Wednesday, 29 December 2010
This blog will document an experimental use of topic modelling to develop a site for browsing a multithreaded collection of documents. We start from a collection of documents (each viewed as a bag of words), and use Latent Dirichlet Allocation (LDA) to model the each document as a mixture of a number of topics. A topic is a probability distribution over words. Once we choose a fixed number of topics, LDA provides a set of topics and the proportions in which they should be mixed in each document to best approximate our collection.
We use the MALLET tools from UMASS to perform this analysis.
We use the Wikileaks #cablegate collection of cables as an example corpus.

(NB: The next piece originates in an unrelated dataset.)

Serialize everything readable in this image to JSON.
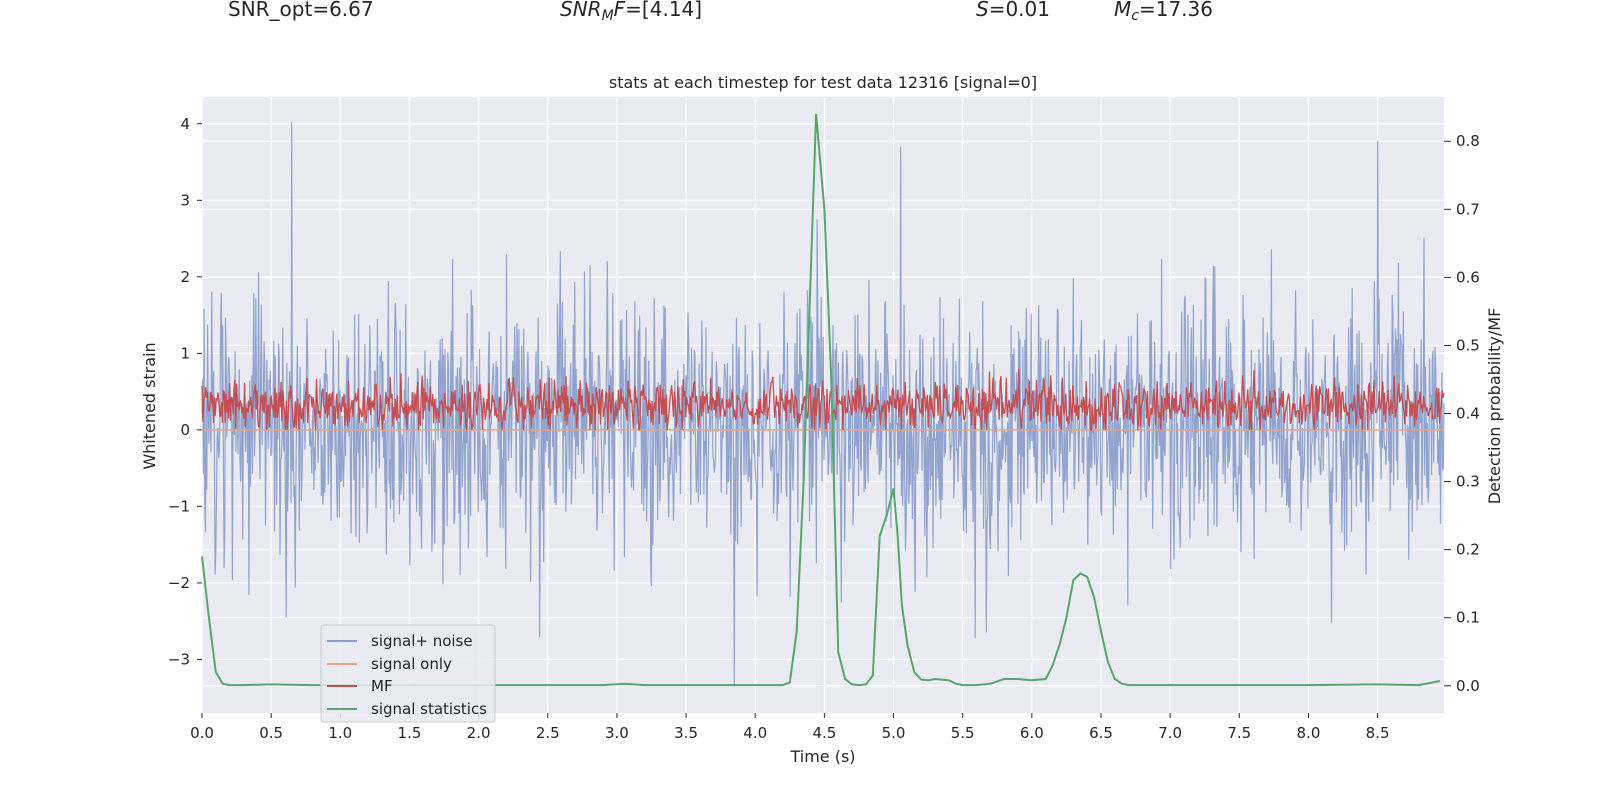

This is a work in progress. We hope it will rapidly improve.
Two documents are similar if they are modelled by similar collections of topics, so we can present the structure of the collection of cables by linking each one to its nearest neighbour. You can access the source of each document by clicking on the node that represents it.
Just as two documents can be linked by a common topic, two topics can be linked by the documents they have in common. So we can also present the structure of the set of topics inferred by LDA in a similar (actually dual) fashion. You can inspect the most frequent words in each topic by hovering over the node that represents it.
We are now working on linking these two views.
We are eager to have feedback on the interface and how it can help to discover information in a previously unconnected collection of documents.